I saw this question and wanted to play with it, especially as @Neil and I are on the same wavelength.

It’s a day later now, and since there are O(n log n) and O(n²) solutions posted, here’s an actual O(n) version (where n is actually the length of the hash table, not the input, which we don’t count).
Even if we did count it, though, it would be O(n+k) → O(n).
(The same thing happens with the other solutions too, which is why we don’t count the input.)

#define __STDC_WANT_LIB_EXT1__ 1
#include <math.h>
#include <stdio.h>


// the histogram
enum { MAX_SAMPLES = 1000 };  // this should be overkill for the expected load factor
int values[ MAX_SAMPLES ];    // the sample value being counted
int counts[ MAX_SAMPLES ];    // non-negative, zero == value not sampled


void add( int value )
{
  int hash = abs( value ) % MAX_SAMPLES;  // simplest hash EVER

  for (int offset = 0;  offset < MAX_SAMPLES;  offset++)  // give up if table is saturated
  {
    int index = (hash + offset) % MAX_SAMPLES;

    if (counts[index] == 0)      // if found an empty spot:
      values[index] = value;     //   add the value

    if (values[index] == value)  // if found the value:
    {                            //
      counts[index] += 1;        //   increment value's count
      break;                     //   and done searching
    }
  }
}


int read_int()
{
  int value;
  scanf_s( "%d", &value );
  return value;
}


int main()
{
  // input list --> histogram
  for (int n = read_int();  n;  n--)
    add( read_int() );

  // Σ ⌊count / 2⌋ --> number of pairs
  int num_pairs = 0;
  for (int n = 0;  n < MAX_SAMPLES;  n++)
    num_pairs += counts[n] / 2;

  printf( "%d", num_pairs );
}

This solution has been condensed to the simplest terms. In particular:

  • there is no error checking: no allocation error, no input failure, no hash table saturation
  • uses a global, fixed size hash map for the histogram, meaning:
    • it cannot grow if needed
    • but all counts are conveniently automatically initialized to zero

This solution does have its drawbacks though:

  • it requires extra O(k) space
  • bad input can bog it down
    For example, if all inputs (mod table size) were the same value then every input would be a hash collision. More sophisticated management of the hash map would alleviate both problems, at the cost of added complexity (grow the hash map if overloaded or too many collisions detected).
    It would also help a lot if the table size were a prime number.

Input method

I don’t know if the input must be { n, a1, ..., an }, which is very common in academia, at least, but it annoys me.

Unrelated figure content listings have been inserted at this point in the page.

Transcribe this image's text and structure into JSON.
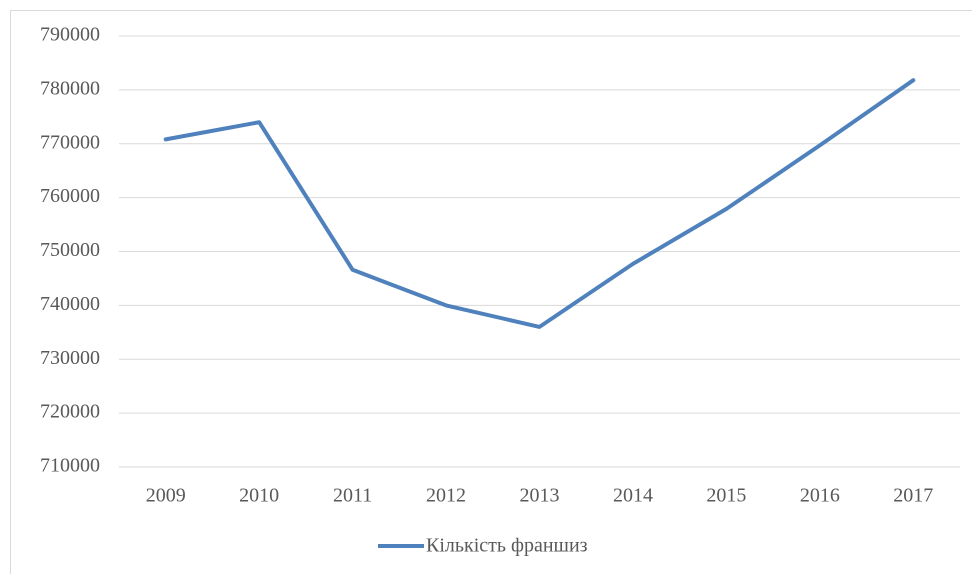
{
  "chart_data": {
    "type": "line",
    "categories": [
      "2009",
      "2010",
      "2011",
      "2012",
      "2013",
      "2014",
      "2015",
      "2016",
      "2017"
    ],
    "series": [
      {
        "name": "Кількість франшиз",
        "color": "#4f81bd",
        "values": [
          770800,
          774000,
          746600,
          740000,
          736000,
          747700,
          757900,
          769700,
          781800
        ]
      }
    ],
    "ylim": [
      710000,
      790000
    ],
    "yticks": [
      710000,
      720000,
      730000,
      740000,
      750000,
      760000,
      770000,
      780000,
      790000
    ],
    "grid": true,
    "legend": "bottom"
  }
}
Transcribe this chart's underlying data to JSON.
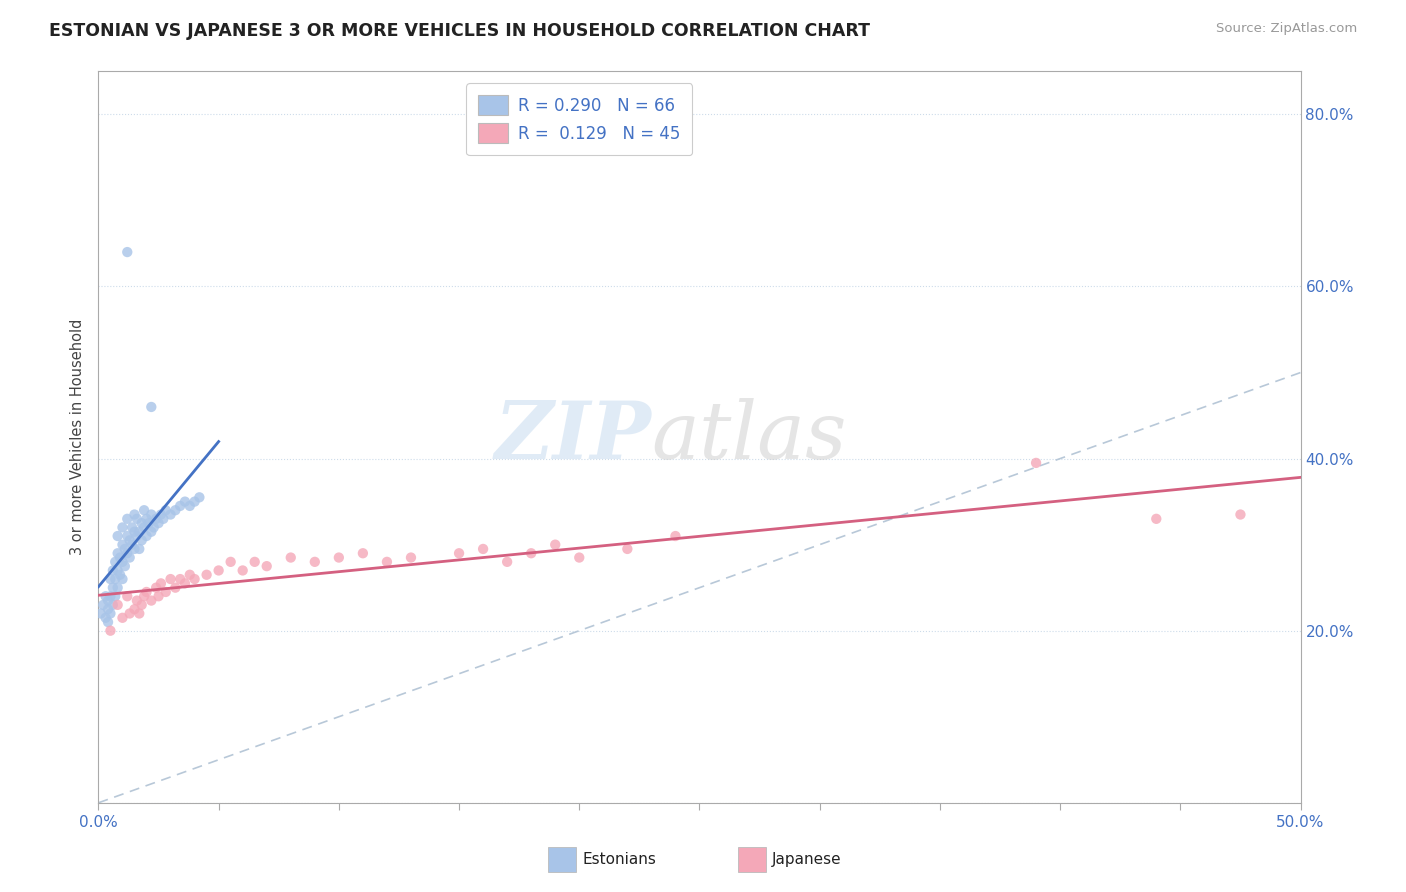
{
  "title": "ESTONIAN VS JAPANESE 3 OR MORE VEHICLES IN HOUSEHOLD CORRELATION CHART",
  "source": "Source: ZipAtlas.com",
  "ylabel": "3 or more Vehicles in Household",
  "xlim": [
    0.0,
    0.5
  ],
  "ylim": [
    0.0,
    0.85
  ],
  "legend_R1": "0.290",
  "legend_N1": "66",
  "legend_R2": "0.129",
  "legend_N2": "45",
  "color_estonian": "#a8c4e8",
  "color_japanese": "#f4a8b8",
  "color_line_estonian": "#4472c4",
  "color_line_japanese": "#d46080",
  "color_diagonal": "#b8c8d8",
  "background_color": "#ffffff",
  "estonian_x": [
    0.001,
    0.002,
    0.003,
    0.003,
    0.004,
    0.004,
    0.004,
    0.005,
    0.005,
    0.005,
    0.006,
    0.006,
    0.006,
    0.007,
    0.007,
    0.007,
    0.008,
    0.008,
    0.008,
    0.008,
    0.009,
    0.009,
    0.01,
    0.01,
    0.01,
    0.01,
    0.011,
    0.011,
    0.012,
    0.012,
    0.012,
    0.013,
    0.013,
    0.014,
    0.014,
    0.015,
    0.015,
    0.015,
    0.016,
    0.016,
    0.017,
    0.017,
    0.018,
    0.018,
    0.019,
    0.019,
    0.02,
    0.02,
    0.021,
    0.022,
    0.022,
    0.023,
    0.024,
    0.025,
    0.026,
    0.027,
    0.028,
    0.03,
    0.032,
    0.034,
    0.036,
    0.038,
    0.04,
    0.042,
    0.012,
    0.022
  ],
  "estonian_y": [
    0.22,
    0.23,
    0.215,
    0.24,
    0.225,
    0.235,
    0.21,
    0.26,
    0.24,
    0.22,
    0.27,
    0.25,
    0.23,
    0.28,
    0.26,
    0.24,
    0.29,
    0.27,
    0.25,
    0.31,
    0.285,
    0.265,
    0.3,
    0.28,
    0.26,
    0.32,
    0.295,
    0.275,
    0.31,
    0.29,
    0.33,
    0.305,
    0.285,
    0.32,
    0.3,
    0.315,
    0.295,
    0.335,
    0.31,
    0.33,
    0.315,
    0.295,
    0.325,
    0.305,
    0.32,
    0.34,
    0.31,
    0.33,
    0.325,
    0.315,
    0.335,
    0.32,
    0.33,
    0.325,
    0.335,
    0.33,
    0.34,
    0.335,
    0.34,
    0.345,
    0.35,
    0.345,
    0.35,
    0.355,
    0.64,
    0.46
  ],
  "japanese_x": [
    0.005,
    0.008,
    0.01,
    0.012,
    0.013,
    0.015,
    0.016,
    0.017,
    0.018,
    0.019,
    0.02,
    0.022,
    0.024,
    0.025,
    0.026,
    0.028,
    0.03,
    0.032,
    0.034,
    0.036,
    0.038,
    0.04,
    0.045,
    0.05,
    0.055,
    0.06,
    0.065,
    0.07,
    0.08,
    0.09,
    0.1,
    0.11,
    0.12,
    0.13,
    0.15,
    0.16,
    0.17,
    0.18,
    0.19,
    0.2,
    0.22,
    0.24,
    0.39,
    0.44,
    0.475
  ],
  "japanese_y": [
    0.2,
    0.23,
    0.215,
    0.24,
    0.22,
    0.225,
    0.235,
    0.22,
    0.23,
    0.24,
    0.245,
    0.235,
    0.25,
    0.24,
    0.255,
    0.245,
    0.26,
    0.25,
    0.26,
    0.255,
    0.265,
    0.26,
    0.265,
    0.27,
    0.28,
    0.27,
    0.28,
    0.275,
    0.285,
    0.28,
    0.285,
    0.29,
    0.28,
    0.285,
    0.29,
    0.295,
    0.28,
    0.29,
    0.3,
    0.285,
    0.295,
    0.31,
    0.395,
    0.33,
    0.335
  ]
}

I very much prefer input that doesn’t require the user to know how many items he or she intends to provide: just type them and press Enter. This is much more easily done than people realize:

  1. input from command-line arguments (very, very convenient for testing/playing):
int main( int argc, char ** argv )
{
  for (int n = 1;  n < argc;  n++)
    add( atoi( argv[n] ) );
  1. input from a single line of text, which we then parse:
// using strtok

fgets( s, sizeof(s), stdin );
for (char * token = strtok( s, " " );  token;  token = strtok( NULL, " " ))
  add( atoi( token ) );

 

// using sscanf

fgets( s, sizeof(s), stdin );
for (int value, k, n = 0;  sscanf_s( s + n, "%d%n", &value, &k ) == 1;  n += k)
  add( value );

Both of these input solutions are easily combined into the same program:

int main( int argc, char ** argv )
{
  if (argc > 1)
    // get input from command-line arguments //
  else
    // get input from a single line of text //

Anyway, this solution is totally over-the-top for an introductory assignment, even with the pared-down global histogram object reducing lines of code.

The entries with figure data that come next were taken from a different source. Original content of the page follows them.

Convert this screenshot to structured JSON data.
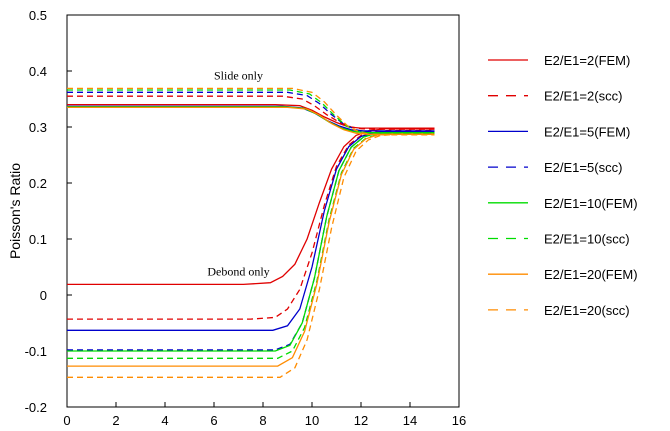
{
  "chart_data": {
    "type": "line",
    "title": "",
    "xlabel": "",
    "ylabel": "Poisson's Ratio",
    "xlim": [
      0,
      16
    ],
    "ylim": [
      -0.2,
      0.5
    ],
    "xticks": [
      0,
      2,
      4,
      6,
      8,
      10,
      12,
      14,
      16
    ],
    "xtick_labels": [
      "0",
      "2",
      "4",
      "6",
      "8",
      "10",
      "12",
      "14",
      "16"
    ],
    "yticks": [
      -0.2,
      -0.1,
      0,
      0.1,
      0.2,
      0.3,
      0.4,
      0.5
    ],
    "ytick_labels": [
      "-0.2",
      "-0.1",
      "0",
      "0.1",
      "0.2",
      "0.3",
      "0.4",
      "0.5"
    ],
    "grid": false,
    "legend_position": "right",
    "annotations": [
      {
        "text": "Slide only",
        "x": 7.0,
        "y": 0.385
      },
      {
        "text": "Debond only",
        "x": 7.0,
        "y": 0.035
      }
    ],
    "series": [
      {
        "name": "E2/E1=2(FEM)",
        "color": "#e00000",
        "dash": "solid",
        "x": [
          0,
          7.2,
          8.3,
          8.8,
          9.3,
          9.8,
          10.3,
          10.8,
          11.3,
          11.8,
          12.3,
          13,
          15
        ],
        "y": [
          0.019,
          0.019,
          0.022,
          0.033,
          0.055,
          0.1,
          0.165,
          0.225,
          0.265,
          0.285,
          0.293,
          0.297,
          0.297
        ],
        "group": "debond"
      },
      {
        "name": "E2/E1=2(scc)",
        "color": "#e00000",
        "dash": "dashed",
        "x": [
          0,
          7.5,
          8.5,
          9.0,
          9.5,
          10.0,
          10.5,
          11.0,
          11.5,
          12.0,
          12.5,
          13.2,
          15
        ],
        "y": [
          -0.043,
          -0.043,
          -0.04,
          -0.025,
          0.01,
          0.075,
          0.16,
          0.23,
          0.268,
          0.285,
          0.292,
          0.294,
          0.294
        ],
        "group": "debond"
      },
      {
        "name": "E2/E1=5(FEM)",
        "color": "#0000cc",
        "dash": "solid",
        "x": [
          0,
          8.4,
          9.0,
          9.5,
          10.0,
          10.5,
          11.0,
          11.5,
          12.0,
          12.5,
          13.2,
          15
        ],
        "y": [
          -0.063,
          -0.063,
          -0.055,
          -0.025,
          0.05,
          0.15,
          0.225,
          0.265,
          0.283,
          0.29,
          0.292,
          0.292
        ],
        "group": "debond"
      },
      {
        "name": "E2/E1=5(scc)",
        "color": "#0000cc",
        "dash": "dashed",
        "x": [
          0,
          8.5,
          9.1,
          9.6,
          10.1,
          10.6,
          11.1,
          11.6,
          12.1,
          12.6,
          13.3,
          15
        ],
        "y": [
          -0.098,
          -0.098,
          -0.088,
          -0.05,
          0.03,
          0.14,
          0.222,
          0.264,
          0.282,
          0.289,
          0.291,
          0.291
        ],
        "group": "debond"
      },
      {
        "name": "E2/E1=10(FEM)",
        "color": "#00dd00",
        "dash": "solid",
        "x": [
          0,
          8.5,
          9.1,
          9.6,
          10.1,
          10.6,
          11.1,
          11.6,
          12.1,
          12.6,
          13.3,
          15
        ],
        "y": [
          -0.1,
          -0.1,
          -0.09,
          -0.05,
          0.03,
          0.14,
          0.222,
          0.264,
          0.282,
          0.289,
          0.29,
          0.29
        ],
        "group": "debond"
      },
      {
        "name": "E2/E1=10(scc)",
        "color": "#00dd00",
        "dash": "dashed",
        "x": [
          0,
          8.6,
          9.2,
          9.7,
          10.2,
          10.7,
          11.2,
          11.7,
          12.2,
          12.7,
          13.4,
          15
        ],
        "y": [
          -0.113,
          -0.113,
          -0.1,
          -0.058,
          0.025,
          0.135,
          0.218,
          0.262,
          0.28,
          0.287,
          0.288,
          0.288
        ],
        "group": "debond"
      },
      {
        "name": "E2/E1=20(FEM)",
        "color": "#ff8c00",
        "dash": "solid",
        "x": [
          0,
          8.6,
          9.2,
          9.7,
          10.2,
          10.7,
          11.2,
          11.7,
          12.2,
          12.7,
          13.4,
          15
        ],
        "y": [
          -0.127,
          -0.127,
          -0.112,
          -0.065,
          0.02,
          0.13,
          0.215,
          0.26,
          0.279,
          0.286,
          0.288,
          0.288
        ],
        "group": "debond"
      },
      {
        "name": "E2/E1=20(scc)",
        "color": "#ff8c00",
        "dash": "dashed",
        "x": [
          0,
          8.7,
          9.3,
          9.8,
          10.3,
          10.8,
          11.3,
          11.8,
          12.3,
          12.8,
          13.5,
          15
        ],
        "y": [
          -0.147,
          -0.147,
          -0.13,
          -0.08,
          0.01,
          0.12,
          0.21,
          0.257,
          0.277,
          0.285,
          0.287,
          0.287
        ],
        "group": "debond"
      },
      {
        "name": "E2/E1=2(FEM)",
        "color": "#e00000",
        "dash": "solid",
        "x": [
          0,
          8.5,
          9.5,
          10.0,
          10.5,
          11.0,
          11.5,
          12.0,
          12.5,
          13.5,
          15
        ],
        "y": [
          0.34,
          0.34,
          0.338,
          0.33,
          0.318,
          0.308,
          0.3,
          0.298,
          0.298,
          0.298,
          0.298
        ],
        "group": "slide",
        "legend": false
      },
      {
        "name": "E2/E1=2(scc)",
        "color": "#e00000",
        "dash": "dashed",
        "x": [
          0,
          8.8,
          9.6,
          10.1,
          10.6,
          11.1,
          11.6,
          12.0,
          12.5,
          13.5,
          15
        ],
        "y": [
          0.355,
          0.355,
          0.35,
          0.338,
          0.322,
          0.309,
          0.3,
          0.297,
          0.296,
          0.296,
          0.296
        ],
        "group": "slide",
        "legend": false
      },
      {
        "name": "E2/E1=5(FEM)",
        "color": "#0000cc",
        "dash": "solid",
        "x": [
          0,
          8.8,
          9.6,
          10.1,
          10.6,
          11.1,
          11.6,
          12.1,
          12.6,
          13.5,
          15
        ],
        "y": [
          0.337,
          0.337,
          0.334,
          0.325,
          0.312,
          0.302,
          0.295,
          0.293,
          0.293,
          0.293,
          0.293
        ],
        "group": "slide",
        "legend": false
      },
      {
        "name": "E2/E1=5(scc)",
        "color": "#0000cc",
        "dash": "dashed",
        "x": [
          0,
          9.0,
          9.8,
          10.3,
          10.8,
          11.3,
          11.8,
          12.2,
          12.7,
          13.5,
          15
        ],
        "y": [
          0.362,
          0.362,
          0.356,
          0.342,
          0.322,
          0.305,
          0.295,
          0.291,
          0.29,
          0.29,
          0.29
        ],
        "group": "slide",
        "legend": false
      },
      {
        "name": "E2/E1=10(FEM)",
        "color": "#00dd00",
        "dash": "solid",
        "x": [
          0,
          8.9,
          9.7,
          10.2,
          10.7,
          11.2,
          11.7,
          12.2,
          12.7,
          13.5,
          15
        ],
        "y": [
          0.336,
          0.336,
          0.333,
          0.323,
          0.309,
          0.298,
          0.292,
          0.29,
          0.29,
          0.29,
          0.29
        ],
        "group": "slide",
        "legend": false
      },
      {
        "name": "E2/E1=10(scc)",
        "color": "#00dd00",
        "dash": "dashed",
        "x": [
          0,
          9.1,
          9.9,
          10.4,
          10.9,
          11.4,
          11.9,
          12.3,
          12.8,
          13.5,
          15
        ],
        "y": [
          0.366,
          0.366,
          0.359,
          0.343,
          0.321,
          0.302,
          0.292,
          0.289,
          0.288,
          0.288,
          0.288
        ],
        "group": "slide",
        "legend": false
      },
      {
        "name": "E2/E1=20(FEM)",
        "color": "#ff8c00",
        "dash": "solid",
        "x": [
          0,
          9.0,
          9.8,
          10.3,
          10.8,
          11.3,
          11.8,
          12.3,
          12.8,
          13.5,
          15
        ],
        "y": [
          0.335,
          0.335,
          0.332,
          0.321,
          0.306,
          0.295,
          0.289,
          0.287,
          0.287,
          0.287,
          0.287
        ],
        "group": "slide",
        "legend": false
      },
      {
        "name": "E2/E1=20(scc)",
        "color": "#ff8c00",
        "dash": "dashed",
        "x": [
          0,
          9.2,
          10.0,
          10.5,
          11.0,
          11.5,
          12.0,
          12.4,
          12.9,
          13.5,
          15
        ],
        "y": [
          0.369,
          0.369,
          0.362,
          0.345,
          0.321,
          0.3,
          0.29,
          0.287,
          0.286,
          0.286,
          0.286
        ],
        "group": "slide",
        "legend": false
      }
    ]
  }
}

Ideally, SO answers to homework questions should help the OP work his or her way through his or her own solution (instead of just being an “ooh, ooh, I can do that” dumping ground of other people’s solutions, making it no more than a free code-writing service for students). Hopefully this solution gives just another tool in the box to reason about future problems.